Bruno Bettelheim devotes eighteen pages of his book on fairy tales to LRRH. In his eyes the girl is not as innocent as she seems. She is at the nymphet stage when her premature "budding sexuality" is creating deep unconscious conflicts between her id (animal nature) and her superego (conscience), what Freud called the "pleasure principle" and the "reality principle." Unconsciously, she wants to be seduced by her father. The wolf's eating her represents that seduction. The red colour of LRRH's hood, according to Bettelheim, symbolizes her unconscious sexual desires. He sees the gift of the hood by the grandmother as representing a transfer of sexual attractiveness from an old sick woman to a young healthy girl. The grandmother is a symbol of the little girl's mother. When the wolf eats the grandmother it represents the little girl's wish to get rid of her mother so she can have her father all to herself.

In Grimm's version, Bettelheim sees the hunter as another father symbol. When he cuts open the wolf's belly it indicates "the idea of pregnancy and birth". Bettelheim, of course, is not the only Freudian to read dark sexual meanings into the story.
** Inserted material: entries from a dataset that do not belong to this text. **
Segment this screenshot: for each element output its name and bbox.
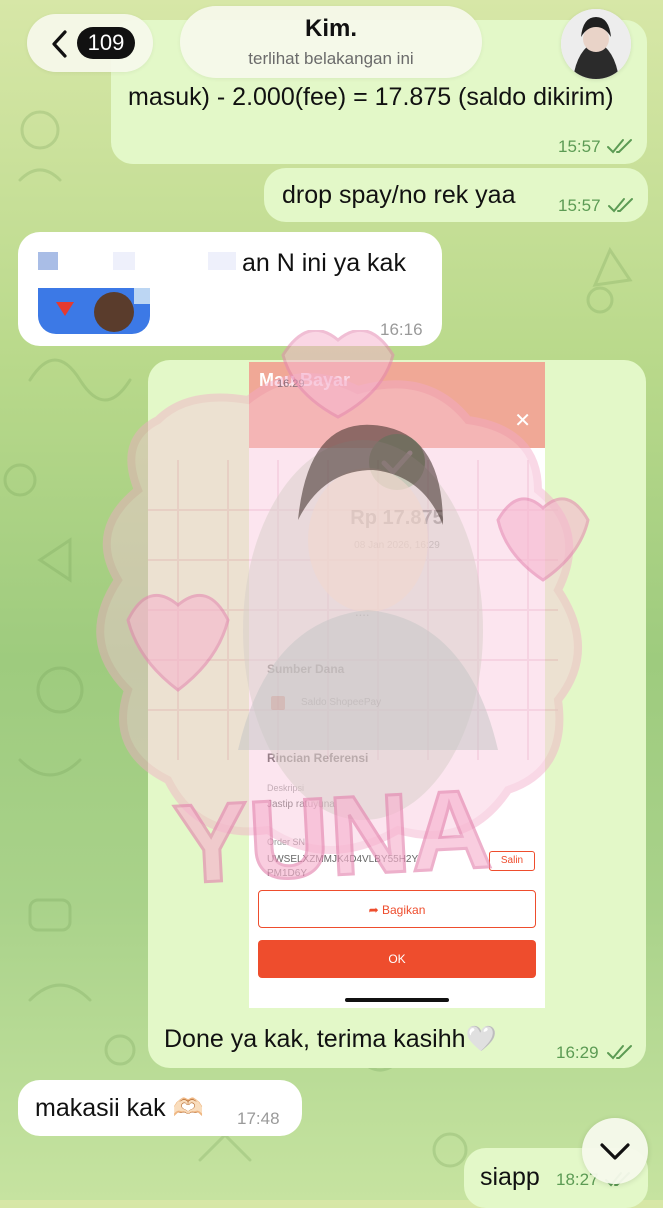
avatar-photo [561,9,631,79]
message-bubble-outgoing-2[interactable]: drop spay/no rek yaa 15:57 [264,168,648,222]
order-sn-value-line2: PM1D6Y [267,868,308,879]
message-text: makasii kak 🫶🏻 [35,1094,204,1122]
message-time: 17:48 [237,1109,280,1128]
description-value: Jastip ratuyuna [267,799,335,810]
chevron-down-icon [600,1143,630,1160]
contact-name: Kim. [304,15,357,42]
redacted-block [113,252,135,270]
arrow-down-icon [56,302,74,316]
order-sn-value: UWSELXZMMJK4D4VLBY55H2Y [267,854,419,865]
message-text: Done ya kak, terima kasihh🤍 [164,1025,497,1053]
redacted-block [208,252,236,270]
read-ticks-icon [607,1045,632,1060]
redacted-block [38,252,58,270]
contact-status: terlihat belakangan ini [248,49,414,68]
message-text: siapp [480,1163,540,1191]
share-button[interactable]: ➦ Bagikan [258,890,536,928]
scroll-to-bottom-button[interactable] [582,1118,648,1184]
message-time: 15:57 [558,196,601,215]
receipt-date: 08 Jan 2026, 16:29 [354,540,440,551]
message-text: masuk) - 2.000(fee) = 17.875 (saldo diki… [128,83,614,111]
copy-button[interactable]: Salin [489,851,535,871]
message-bubble-incoming-2[interactable]: makasii kak 🫶🏻 17:48 [18,1080,302,1136]
message-time: 16:29 [556,1043,599,1062]
order-sn-label: Order SN [267,837,306,847]
payment-receipt-image[interactable]: Mau Bayar 16.29 ✕ Rp 17.875 08 Jan 2026,… [249,362,545,1008]
receipt-dots: .... [355,604,370,619]
redacted-image [38,288,150,334]
share-button-label: Bagikan [382,903,426,917]
read-ticks-icon [608,198,633,213]
shopeepay-icon [271,696,285,710]
source-of-funds-label: Sumber Dana [267,662,345,676]
check-circle-icon [369,434,425,490]
back-chevron-icon [52,30,67,58]
chat-title[interactable]: Kim. terlihat belakangan ini [180,6,482,78]
receipt-clock: 16.29 [277,378,305,390]
close-icon: ✕ [514,410,531,432]
share-icon: ➦ [368,903,382,917]
message-bubble-incoming-1[interactable]: an N ini ya kak 16:16 [18,232,442,346]
description-label: Deskripsi [267,783,305,793]
source-of-funds-value: Saldo ShopeePay [301,697,382,708]
reference-details-label: Rincian Referensi [267,751,369,765]
message-time: 16:16 [380,320,423,339]
back-button[interactable]: 109 [27,14,153,72]
ok-button[interactable]: OK [258,940,536,978]
home-indicator [345,998,449,1002]
read-ticks-icon [607,139,632,154]
message-text: drop spay/no rek yaa [282,181,516,209]
contact-avatar[interactable] [561,9,631,79]
message-time: 15:57 [558,137,601,156]
unread-count-badge: 109 [77,27,135,59]
message-text: an N ini ya kak [242,249,406,277]
receipt-amount: Rp 17.875 [350,507,444,529]
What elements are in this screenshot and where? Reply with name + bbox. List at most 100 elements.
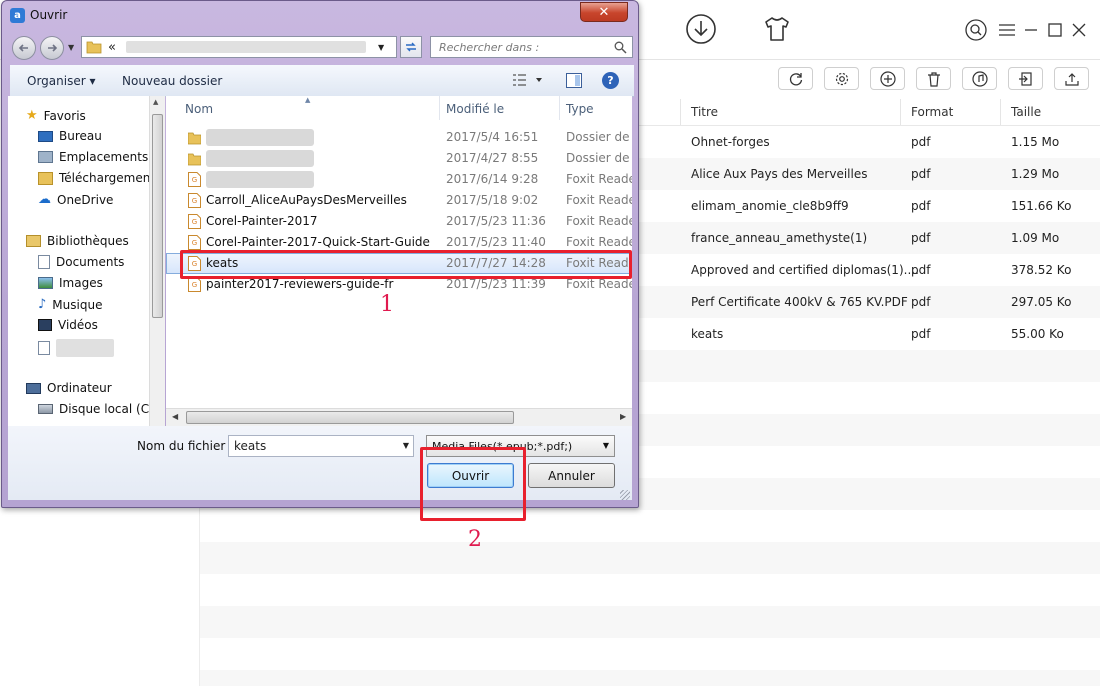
nav-favorites[interactable]: ★ Favoris [26, 108, 86, 123]
column-size[interactable]: Taille [1011, 105, 1041, 119]
scroll-left-icon[interactable]: ◀ [172, 412, 178, 421]
nav-favorites-label: Favoris [43, 108, 86, 123]
dialog-close-button[interactable]: ✕ [580, 2, 628, 22]
file-modified: 2017/6/14 9:28 [446, 172, 539, 186]
computer-icon [26, 382, 41, 394]
menu-icon[interactable] [995, 16, 1019, 44]
refresh-location-button[interactable] [400, 36, 422, 58]
column-type[interactable]: Type [566, 102, 594, 116]
nav-item-desktop[interactable]: Bureau [38, 129, 102, 143]
nav-scroll-thumb[interactable] [152, 114, 163, 318]
add-button[interactable] [870, 67, 905, 90]
file-row[interactable]: 2017/5/4 16:51 Dossier de fi [166, 127, 632, 148]
chevron-down-icon[interactable]: ▼ [378, 43, 384, 52]
view-options-icon[interactable] [512, 73, 542, 90]
nav-item-label: Bureau [59, 129, 102, 143]
close-icon[interactable] [1067, 16, 1091, 44]
nav-item-local-disk[interactable]: Disque local (C:) [38, 402, 158, 416]
export-button[interactable] [1054, 67, 1089, 90]
file-type: Foxit Reader [566, 193, 632, 207]
column-name[interactable]: Nom [185, 102, 213, 116]
to-itunes-button[interactable] [962, 67, 997, 90]
file-name: Corel-Painter-2017 [206, 214, 318, 228]
magnifier-icon [614, 41, 627, 54]
horizontal-scroll-thumb[interactable] [186, 411, 514, 424]
row-size: 151.66 Ko [1011, 199, 1072, 213]
filename-input[interactable]: keats ▼ [228, 435, 414, 457]
import-button[interactable] [1008, 67, 1043, 90]
resize-grip[interactable] [620, 490, 630, 500]
empty-row [200, 670, 1100, 686]
cancel-button[interactable]: Annuler [528, 463, 615, 488]
search-placeholder: Rechercher dans : [439, 40, 540, 54]
organize-menu[interactable]: Organiser ▾ [27, 74, 95, 88]
nav-item-label: Téléchargements [59, 171, 162, 185]
chevron-down-icon[interactable]: ▼ [603, 441, 609, 450]
nav-item-onedrive[interactable]: ☁ OneDrive [38, 192, 113, 207]
folder-icon [86, 41, 102, 54]
refresh-button[interactable] [778, 67, 813, 90]
column-modified[interactable]: Modifié le [446, 102, 504, 116]
nav-item-downloads[interactable]: Téléchargements [38, 171, 161, 185]
row-title: Approved and certified diplomas(1).... [691, 263, 919, 277]
chevron-down-icon[interactable]: ▼ [403, 441, 409, 450]
file-modified: 2017/5/23 11:40 [446, 235, 546, 249]
filename-value: keats [234, 439, 267, 453]
nav-computer[interactable]: Ordinateur [26, 381, 112, 395]
row-size: 1.15 Mo [1011, 135, 1060, 149]
nav-item-music[interactable]: ♪ Musique [38, 297, 102, 312]
back-button[interactable] [12, 36, 36, 60]
file-name: Carroll_AliceAuPaysDesMerveilles [206, 193, 407, 207]
settings-button[interactable] [824, 67, 859, 90]
nav-item-documents[interactable]: Documents [38, 255, 124, 269]
hard-drive-icon [38, 404, 53, 414]
maximize-icon[interactable] [1043, 16, 1067, 44]
tshirt-icon[interactable] [760, 12, 794, 46]
row-title: france_anneau_amethyste(1) [691, 231, 868, 245]
new-folder-button[interactable]: Nouveau dossier [122, 74, 222, 88]
pdf-file-icon: G [188, 277, 201, 292]
row-format: pdf [911, 167, 931, 181]
document-icon [38, 255, 50, 269]
nav-computer-label: Ordinateur [47, 381, 112, 395]
column-title[interactable]: Titre [691, 105, 718, 119]
pdf-file-icon: G [188, 193, 201, 208]
minimize-icon[interactable] [1019, 16, 1043, 44]
nav-item-recent-places[interactable]: Emplacements ré [38, 150, 164, 164]
file-list-horizontal-scrollbar[interactable]: ◀ ▶ [166, 408, 632, 426]
preview-pane-icon[interactable] [566, 73, 582, 91]
address-bar[interactable]: « ▼ [81, 36, 397, 58]
column-format[interactable]: Format [911, 105, 953, 119]
download-icon[interactable] [684, 12, 718, 46]
history-dropdown-icon[interactable]: ▼ [68, 43, 74, 52]
nav-scrollbar[interactable]: ▲ [149, 96, 165, 426]
search-input[interactable]: Rechercher dans : [430, 36, 633, 58]
empty-row [200, 574, 1100, 606]
arrow-left-icon [18, 44, 28, 52]
forward-button[interactable] [40, 36, 64, 60]
nav-item-videos[interactable]: Vidéos [38, 318, 98, 332]
recent-places-icon [38, 151, 53, 163]
scroll-right-icon[interactable]: ▶ [620, 412, 626, 421]
file-row[interactable]: G 2017/6/14 9:28 Foxit Reader [166, 169, 632, 190]
row-format: pdf [911, 327, 931, 341]
row-title: keats [691, 327, 724, 341]
file-row[interactable]: G Corel-Painter-2017 2017/5/23 11:36 Fox… [166, 211, 632, 232]
nav-item-images[interactable]: Images [38, 276, 103, 290]
file-type: Dossier de fi [566, 130, 632, 144]
file-row[interactable]: 2017/4/27 8:55 Dossier de fi [166, 148, 632, 169]
file-row[interactable]: G Carroll_AliceAuPaysDesMerveilles 2017/… [166, 190, 632, 211]
scroll-up-icon[interactable]: ▲ [153, 98, 158, 106]
pdf-file-icon: G [188, 172, 201, 187]
nav-item-redacted[interactable] [38, 339, 114, 357]
desktop-icon [38, 130, 53, 142]
refresh-arrows-icon [406, 42, 416, 52]
search-icon[interactable] [964, 16, 988, 44]
row-title: elimam_anomie_cle8b9ff9 [691, 199, 849, 213]
gear-icon [835, 72, 848, 85]
nav-libraries[interactable]: Bibliothèques [26, 234, 129, 248]
film-icon [38, 319, 52, 331]
downloads-folder-icon [38, 171, 53, 185]
delete-button[interactable] [916, 67, 951, 90]
help-icon[interactable]: ? [602, 72, 619, 89]
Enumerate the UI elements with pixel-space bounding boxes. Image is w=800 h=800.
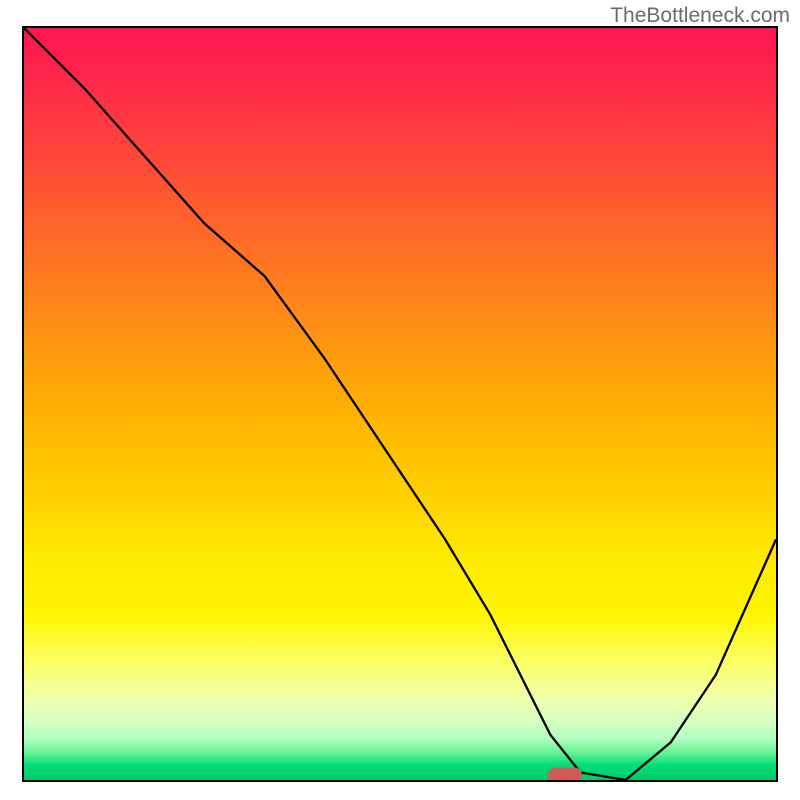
watermark-label: TheBottleneck.com [610,4,790,28]
plot-frame [22,26,778,782]
optimal-point-marker [548,768,582,782]
bottleneck-curve [24,28,776,780]
chart-container: TheBottleneck.com [0,0,800,800]
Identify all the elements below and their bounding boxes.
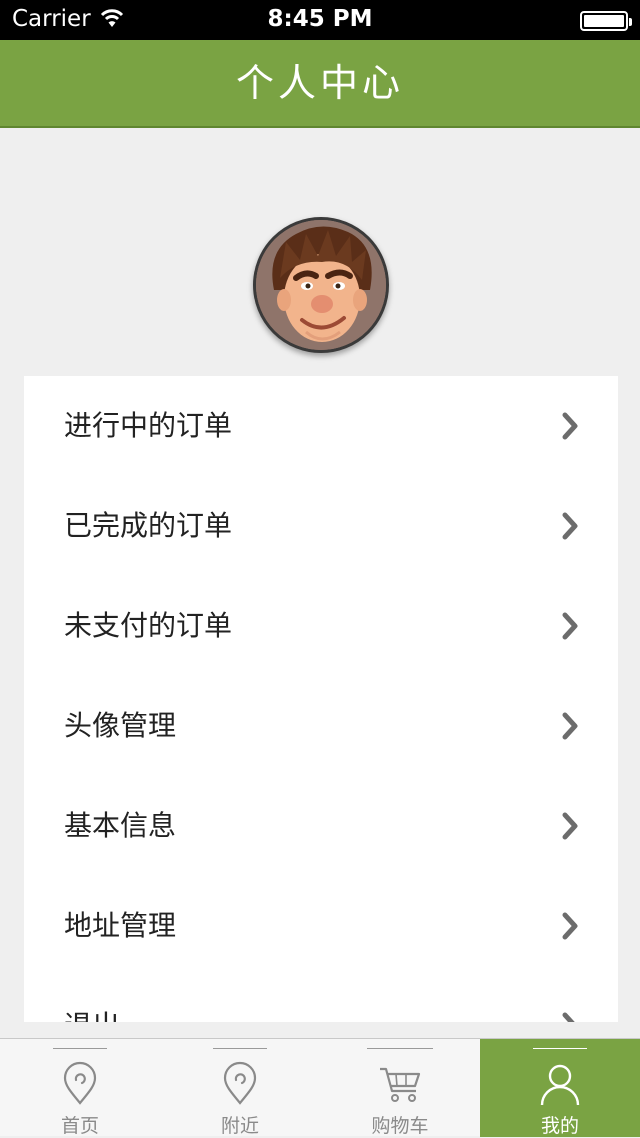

Psychoanalyst Erich Fromm, in “The Forgotten Language: an introduction to the understanding of dreams, fairy tales, and myths  is also convinced that LRRH is experiencing unconscious sexual impulses and really wants to be seduced by the wolf. The red cape symbolizes her menstrual blood as she enters womanhood. When the mother warns her not to leave the path or she might fall and break the wine bottle, it represents the mother's fear that her daughter might lose her virginity .

"The story," Fromm concludes, "speaks of the male-female conflict; it is a story of triumph by man-hating women, ending with their victory,exactly the opposite of the Oedipus myth, which lets the male emerge victorious from this battle."

Today's feminist writers, who analysed the story from a female perspective, like Angela Carter in her collection of short stories The Bloody Chambe,r deny that LRRH had unconscious impulses to be raped. They give her the strength and cleverness to take care of herself. This is surely the most innovative innovating interpretation  of the old traditional tale.